EU Arrives at Provisional Crypto Tracking Terms
The EU has come to terms on aggressive crypto tracking terms which will require KYC for all crypto exchanges in and out of centralized exchanges.
This week the EU finally reached an agreement on long-threatened legislation surrounding cryptocurrency tracing requirements. The EU has been shaking its fist at cryptocurrency anonymity for years now, and the terms they came up with are essentially the worst case scenario for crypto anonymity advocates.
Parliament and Council negotiators reached a provisional deal on a new bill aiming to ensure that crypto transfers can always be traced and suspicious transactions blocked.
Despite many studies suggesting that the amount of money laundering in the crypto markets is less than 1%, and a much lower absolute amount than what occurs in the standard financial markets, the EU has continued to push an anti-money laundering narrative. To prevent money laundering, the EU plans to implement travel rules for cryptocurrencies.
Pulling from the Swiss model, if you want to pull your money out of a centralized exchange (termed CASPs, or Crypto-assets service providers, in this regulation) operating in the EU, the exchange will be tasked with verifying the identity of the individual in control of the wallet receiving the funds. The wallet will have to sign a transaction to confirm the identity of the individual.
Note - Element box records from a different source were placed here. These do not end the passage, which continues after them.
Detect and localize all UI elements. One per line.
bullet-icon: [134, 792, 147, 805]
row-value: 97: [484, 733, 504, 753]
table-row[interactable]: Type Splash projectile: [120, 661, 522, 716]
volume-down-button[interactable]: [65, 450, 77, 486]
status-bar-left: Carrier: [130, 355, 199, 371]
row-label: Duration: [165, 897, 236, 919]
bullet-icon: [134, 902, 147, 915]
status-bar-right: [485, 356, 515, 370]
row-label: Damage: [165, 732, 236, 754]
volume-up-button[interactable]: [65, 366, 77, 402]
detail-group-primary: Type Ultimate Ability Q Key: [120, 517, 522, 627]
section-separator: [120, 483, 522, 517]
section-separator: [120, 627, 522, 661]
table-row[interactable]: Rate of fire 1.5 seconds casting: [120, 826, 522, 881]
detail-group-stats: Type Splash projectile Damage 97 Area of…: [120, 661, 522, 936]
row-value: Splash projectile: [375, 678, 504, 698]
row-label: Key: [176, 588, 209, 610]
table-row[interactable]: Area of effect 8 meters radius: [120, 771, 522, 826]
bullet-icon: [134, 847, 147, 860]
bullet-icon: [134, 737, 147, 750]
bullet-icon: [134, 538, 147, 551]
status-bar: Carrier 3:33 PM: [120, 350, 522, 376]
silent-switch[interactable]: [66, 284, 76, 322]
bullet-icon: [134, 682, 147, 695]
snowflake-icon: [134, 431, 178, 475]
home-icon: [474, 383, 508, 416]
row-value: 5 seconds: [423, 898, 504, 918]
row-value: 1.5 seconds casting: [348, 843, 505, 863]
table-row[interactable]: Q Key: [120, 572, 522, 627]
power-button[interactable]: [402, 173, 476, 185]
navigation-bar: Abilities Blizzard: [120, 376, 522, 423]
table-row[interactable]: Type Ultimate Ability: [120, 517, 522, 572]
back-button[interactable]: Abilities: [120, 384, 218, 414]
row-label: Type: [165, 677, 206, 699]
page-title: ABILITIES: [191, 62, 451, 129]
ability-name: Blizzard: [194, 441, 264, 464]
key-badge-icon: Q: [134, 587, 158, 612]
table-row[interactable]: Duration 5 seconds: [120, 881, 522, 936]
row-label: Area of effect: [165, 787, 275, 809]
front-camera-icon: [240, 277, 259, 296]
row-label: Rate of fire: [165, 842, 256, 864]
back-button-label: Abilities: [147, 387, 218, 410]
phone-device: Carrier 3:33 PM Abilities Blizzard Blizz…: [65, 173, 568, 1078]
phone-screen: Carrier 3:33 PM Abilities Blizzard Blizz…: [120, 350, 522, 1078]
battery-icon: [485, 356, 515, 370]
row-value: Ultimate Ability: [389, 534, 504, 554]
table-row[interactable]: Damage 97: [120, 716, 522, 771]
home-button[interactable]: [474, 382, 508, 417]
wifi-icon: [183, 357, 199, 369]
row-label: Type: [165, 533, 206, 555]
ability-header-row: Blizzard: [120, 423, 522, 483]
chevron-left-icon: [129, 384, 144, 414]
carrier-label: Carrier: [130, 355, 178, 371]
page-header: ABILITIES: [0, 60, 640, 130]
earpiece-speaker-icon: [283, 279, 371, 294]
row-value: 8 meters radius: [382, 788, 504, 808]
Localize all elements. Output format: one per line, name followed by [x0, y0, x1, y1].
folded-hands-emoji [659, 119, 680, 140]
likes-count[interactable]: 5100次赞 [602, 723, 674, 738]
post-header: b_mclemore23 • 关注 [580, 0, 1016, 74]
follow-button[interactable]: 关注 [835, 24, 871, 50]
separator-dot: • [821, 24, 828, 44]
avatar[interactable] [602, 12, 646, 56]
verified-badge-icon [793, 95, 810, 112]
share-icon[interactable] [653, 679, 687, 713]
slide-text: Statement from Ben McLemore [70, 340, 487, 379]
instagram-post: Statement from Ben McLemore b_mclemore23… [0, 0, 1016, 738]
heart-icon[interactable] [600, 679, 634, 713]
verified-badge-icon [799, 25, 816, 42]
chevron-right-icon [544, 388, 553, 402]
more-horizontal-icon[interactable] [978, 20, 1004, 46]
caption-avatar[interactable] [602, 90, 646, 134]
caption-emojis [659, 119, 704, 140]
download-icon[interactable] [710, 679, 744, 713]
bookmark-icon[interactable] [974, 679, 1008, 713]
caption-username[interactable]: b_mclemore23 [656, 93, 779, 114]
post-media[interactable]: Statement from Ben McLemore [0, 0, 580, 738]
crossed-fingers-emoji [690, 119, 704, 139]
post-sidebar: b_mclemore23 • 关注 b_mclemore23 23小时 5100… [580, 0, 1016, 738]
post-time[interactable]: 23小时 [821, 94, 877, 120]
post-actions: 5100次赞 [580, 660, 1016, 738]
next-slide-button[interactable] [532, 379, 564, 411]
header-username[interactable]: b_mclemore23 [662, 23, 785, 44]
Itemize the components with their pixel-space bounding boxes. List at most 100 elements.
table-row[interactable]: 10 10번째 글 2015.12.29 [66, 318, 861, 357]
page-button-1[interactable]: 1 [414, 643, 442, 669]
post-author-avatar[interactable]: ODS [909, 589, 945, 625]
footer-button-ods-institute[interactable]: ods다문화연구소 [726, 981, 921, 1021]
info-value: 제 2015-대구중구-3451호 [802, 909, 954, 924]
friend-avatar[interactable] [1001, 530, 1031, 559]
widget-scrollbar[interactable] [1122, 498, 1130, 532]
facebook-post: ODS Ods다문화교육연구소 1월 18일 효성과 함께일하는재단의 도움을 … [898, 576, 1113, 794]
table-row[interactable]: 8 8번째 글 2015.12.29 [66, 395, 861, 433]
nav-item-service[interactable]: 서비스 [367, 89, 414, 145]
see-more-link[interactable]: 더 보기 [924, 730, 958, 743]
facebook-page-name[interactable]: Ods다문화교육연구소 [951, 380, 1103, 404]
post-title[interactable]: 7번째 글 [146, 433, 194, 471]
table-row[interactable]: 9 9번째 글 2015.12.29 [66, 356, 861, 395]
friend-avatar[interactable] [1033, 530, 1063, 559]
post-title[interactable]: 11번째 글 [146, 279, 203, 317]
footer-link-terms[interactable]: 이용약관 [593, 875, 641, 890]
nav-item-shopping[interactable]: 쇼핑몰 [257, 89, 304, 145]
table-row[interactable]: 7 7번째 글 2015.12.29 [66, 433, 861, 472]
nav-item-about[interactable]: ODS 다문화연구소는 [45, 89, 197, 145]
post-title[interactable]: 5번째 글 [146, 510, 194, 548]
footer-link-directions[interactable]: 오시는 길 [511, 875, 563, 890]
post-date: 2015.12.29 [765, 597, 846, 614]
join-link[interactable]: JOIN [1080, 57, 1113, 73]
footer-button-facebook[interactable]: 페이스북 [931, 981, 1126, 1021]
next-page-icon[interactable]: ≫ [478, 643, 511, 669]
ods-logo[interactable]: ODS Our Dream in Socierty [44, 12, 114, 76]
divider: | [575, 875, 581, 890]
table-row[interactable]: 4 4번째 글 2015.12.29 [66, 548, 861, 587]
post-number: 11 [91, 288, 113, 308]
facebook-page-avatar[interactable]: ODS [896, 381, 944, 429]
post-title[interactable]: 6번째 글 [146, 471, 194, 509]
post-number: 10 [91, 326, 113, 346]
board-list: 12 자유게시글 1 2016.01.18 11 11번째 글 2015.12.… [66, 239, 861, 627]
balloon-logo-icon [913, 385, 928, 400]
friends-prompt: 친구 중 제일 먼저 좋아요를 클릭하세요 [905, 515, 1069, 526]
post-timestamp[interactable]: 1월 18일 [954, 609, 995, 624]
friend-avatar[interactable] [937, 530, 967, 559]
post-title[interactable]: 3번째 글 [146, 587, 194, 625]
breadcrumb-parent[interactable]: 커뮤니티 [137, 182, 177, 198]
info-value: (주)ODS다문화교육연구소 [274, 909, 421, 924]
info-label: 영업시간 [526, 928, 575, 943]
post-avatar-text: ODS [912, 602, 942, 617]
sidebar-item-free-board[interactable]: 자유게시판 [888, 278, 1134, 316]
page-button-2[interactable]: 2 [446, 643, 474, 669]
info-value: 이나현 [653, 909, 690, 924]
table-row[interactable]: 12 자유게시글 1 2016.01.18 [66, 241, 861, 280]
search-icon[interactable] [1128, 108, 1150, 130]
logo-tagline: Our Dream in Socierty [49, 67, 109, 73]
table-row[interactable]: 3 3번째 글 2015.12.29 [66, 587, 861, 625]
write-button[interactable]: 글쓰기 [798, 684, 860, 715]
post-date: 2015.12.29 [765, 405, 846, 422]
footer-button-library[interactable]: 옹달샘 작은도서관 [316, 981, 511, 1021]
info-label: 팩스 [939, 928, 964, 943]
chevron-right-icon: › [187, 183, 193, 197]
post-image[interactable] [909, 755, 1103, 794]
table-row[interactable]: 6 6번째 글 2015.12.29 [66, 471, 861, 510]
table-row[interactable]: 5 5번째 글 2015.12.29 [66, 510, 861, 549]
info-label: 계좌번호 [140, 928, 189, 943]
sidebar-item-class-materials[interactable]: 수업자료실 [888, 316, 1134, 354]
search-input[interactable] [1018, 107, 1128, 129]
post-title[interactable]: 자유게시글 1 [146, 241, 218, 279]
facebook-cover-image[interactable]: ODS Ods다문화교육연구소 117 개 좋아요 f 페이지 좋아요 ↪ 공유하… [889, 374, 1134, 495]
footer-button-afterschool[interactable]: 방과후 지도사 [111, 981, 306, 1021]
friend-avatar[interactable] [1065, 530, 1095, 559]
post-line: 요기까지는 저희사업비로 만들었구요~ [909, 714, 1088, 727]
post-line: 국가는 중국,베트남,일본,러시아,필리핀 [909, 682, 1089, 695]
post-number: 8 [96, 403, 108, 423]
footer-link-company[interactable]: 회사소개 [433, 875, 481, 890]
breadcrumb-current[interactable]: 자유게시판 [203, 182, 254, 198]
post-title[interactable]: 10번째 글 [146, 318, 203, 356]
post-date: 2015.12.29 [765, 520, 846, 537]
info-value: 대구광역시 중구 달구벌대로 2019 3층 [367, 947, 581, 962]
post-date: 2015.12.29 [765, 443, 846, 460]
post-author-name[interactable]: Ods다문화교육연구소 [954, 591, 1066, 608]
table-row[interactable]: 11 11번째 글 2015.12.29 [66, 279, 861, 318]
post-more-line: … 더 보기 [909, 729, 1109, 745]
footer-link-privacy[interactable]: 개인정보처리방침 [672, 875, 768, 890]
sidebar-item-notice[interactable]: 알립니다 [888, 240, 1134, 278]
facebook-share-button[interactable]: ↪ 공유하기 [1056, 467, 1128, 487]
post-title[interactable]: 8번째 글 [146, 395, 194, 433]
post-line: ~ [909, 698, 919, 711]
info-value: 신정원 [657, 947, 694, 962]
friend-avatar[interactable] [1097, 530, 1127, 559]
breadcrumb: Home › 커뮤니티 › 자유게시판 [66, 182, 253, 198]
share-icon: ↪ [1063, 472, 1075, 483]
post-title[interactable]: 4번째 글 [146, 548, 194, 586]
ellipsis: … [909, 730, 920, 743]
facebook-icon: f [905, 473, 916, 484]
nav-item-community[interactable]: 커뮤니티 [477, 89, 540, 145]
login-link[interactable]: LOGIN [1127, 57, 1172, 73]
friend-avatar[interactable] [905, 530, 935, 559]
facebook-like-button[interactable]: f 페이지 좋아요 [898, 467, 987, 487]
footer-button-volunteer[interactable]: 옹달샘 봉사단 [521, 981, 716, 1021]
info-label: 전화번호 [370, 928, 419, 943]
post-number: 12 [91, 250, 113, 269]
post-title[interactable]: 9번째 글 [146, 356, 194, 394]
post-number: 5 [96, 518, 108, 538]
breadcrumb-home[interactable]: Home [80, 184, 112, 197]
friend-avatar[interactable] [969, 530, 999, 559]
The EU Vice Chair Ernest Urtasun tweeted out a thread describing in more detail what was agreed upon: “...The regulation will also apply to transfers from/to unhosted wallets. CASPs will be required to collect information and apply enhanced due diligence measures with respect to all transfers involving unhosted wallets, on a risk basis.” This means that exchanges will be required to screen already unhosted wallets in order to accept any funds from them. It’s unclear what will happen if your wallet doesn’t pass their validations, but it’s not unreasonable to think it will range from rejecting your funds all the way to freezing your funds pursuant to a further investigation.
What Will This Do?
Here’s a hot take: this will have no effect on money laundering, or limit European citizens from investing in cryptocurrency. The biggest impact from this legislation is just that the next billion dollar blockchain company won’t come from the EU. Investors will limit their investments in Europe and focus more towards America. Europeans will still be part of the crypto adoption and growth curve, but they won’t be the core builders and beneficiaries of the boom. Between China and Europe stunting cryptocurrencies, and Biden’s recent positive stance on blockchains, this is now America’s game to lose.